Doggett stared at her. He was "damned confused" again.

Seeing the lost look in her partner's eyes, Scully sighed, wondering the best way to explain it. "Did you ever see The Matrix?"

"Now Neo's a suspect?"

"No no no. Remember how things that happened in the Matrix were felt in the real world because if the brain thinks something is happening while in the Matrix, the brain makes it happen in the real world?"

"Yeah…"

"Well, I think that somehow Teddy here was so convinced that there was a madman shoving a harpoon through his throat that his brain actually killed off cells and moved tissue around because that's what it thought was happening. It's almost like a reverse placebo. Now, how the killer did this, I'm not sure. It could have been some kind of suggestive ability or some kind of telepathic ability.

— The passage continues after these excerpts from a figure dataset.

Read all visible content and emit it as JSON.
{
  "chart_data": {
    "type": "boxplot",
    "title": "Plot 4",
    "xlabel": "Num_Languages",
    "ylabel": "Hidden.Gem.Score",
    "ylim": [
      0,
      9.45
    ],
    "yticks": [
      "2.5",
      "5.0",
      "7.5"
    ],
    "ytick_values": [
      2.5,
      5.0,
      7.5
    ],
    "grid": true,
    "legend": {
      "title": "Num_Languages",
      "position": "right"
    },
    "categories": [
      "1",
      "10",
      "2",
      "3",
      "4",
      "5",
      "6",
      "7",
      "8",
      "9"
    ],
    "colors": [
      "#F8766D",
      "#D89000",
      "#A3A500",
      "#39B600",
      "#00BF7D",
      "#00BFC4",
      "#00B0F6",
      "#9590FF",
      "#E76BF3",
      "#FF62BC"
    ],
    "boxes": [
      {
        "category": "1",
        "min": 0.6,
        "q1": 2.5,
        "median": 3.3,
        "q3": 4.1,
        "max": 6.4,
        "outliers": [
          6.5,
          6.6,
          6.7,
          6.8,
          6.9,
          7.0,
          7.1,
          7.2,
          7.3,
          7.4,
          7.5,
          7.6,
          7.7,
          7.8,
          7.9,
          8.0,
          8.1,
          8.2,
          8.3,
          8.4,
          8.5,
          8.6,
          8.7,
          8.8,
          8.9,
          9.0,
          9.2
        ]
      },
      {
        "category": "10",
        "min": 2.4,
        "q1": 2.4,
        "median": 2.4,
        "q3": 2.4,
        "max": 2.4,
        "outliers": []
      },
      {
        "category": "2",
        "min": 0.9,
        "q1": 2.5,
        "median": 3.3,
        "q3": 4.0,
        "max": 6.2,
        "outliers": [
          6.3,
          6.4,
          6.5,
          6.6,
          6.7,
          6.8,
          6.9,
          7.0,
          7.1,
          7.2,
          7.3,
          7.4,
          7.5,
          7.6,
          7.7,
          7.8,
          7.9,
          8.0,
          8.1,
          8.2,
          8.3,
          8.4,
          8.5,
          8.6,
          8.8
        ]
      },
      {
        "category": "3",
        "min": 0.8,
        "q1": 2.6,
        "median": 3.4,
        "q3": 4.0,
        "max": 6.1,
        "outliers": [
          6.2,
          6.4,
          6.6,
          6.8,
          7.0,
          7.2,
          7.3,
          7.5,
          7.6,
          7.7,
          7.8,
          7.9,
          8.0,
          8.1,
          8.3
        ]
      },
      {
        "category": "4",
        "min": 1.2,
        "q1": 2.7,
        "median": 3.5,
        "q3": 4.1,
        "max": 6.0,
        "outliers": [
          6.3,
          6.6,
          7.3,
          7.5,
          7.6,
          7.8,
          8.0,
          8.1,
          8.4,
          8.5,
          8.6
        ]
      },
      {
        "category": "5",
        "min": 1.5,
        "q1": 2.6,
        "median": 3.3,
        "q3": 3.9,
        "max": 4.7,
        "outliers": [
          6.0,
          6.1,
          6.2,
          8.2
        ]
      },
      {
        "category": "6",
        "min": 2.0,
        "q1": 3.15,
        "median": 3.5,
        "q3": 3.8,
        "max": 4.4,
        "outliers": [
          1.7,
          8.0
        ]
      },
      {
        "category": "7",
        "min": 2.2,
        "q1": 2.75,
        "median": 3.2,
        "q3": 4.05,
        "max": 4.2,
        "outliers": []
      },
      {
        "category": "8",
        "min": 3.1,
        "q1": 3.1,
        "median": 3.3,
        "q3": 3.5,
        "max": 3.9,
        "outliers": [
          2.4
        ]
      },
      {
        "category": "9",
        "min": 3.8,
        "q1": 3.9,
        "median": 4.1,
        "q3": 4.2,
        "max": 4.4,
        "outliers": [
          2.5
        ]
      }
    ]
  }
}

Those would be the most likely."

"So you're saying the killer talked this kid to death?"

Scully bit her lip for a moment, and nodded silently. "Or he may have thought him to death."

"I see." Now Doggett nodded slowly. "You know, that's a little out there."

"Do you have a better explanation for how he could have been killed with a phantom harpoon?"

Doggett started to say something, but instead just sighed. She was the experienced veteran, and he was still a rookie at this division. No matter how crazy it sounded, he didn't really have anything to argue with. "I guess we're looking for the person that has this ability then?"

"Yes, and I think Jason Smith is a good place to start."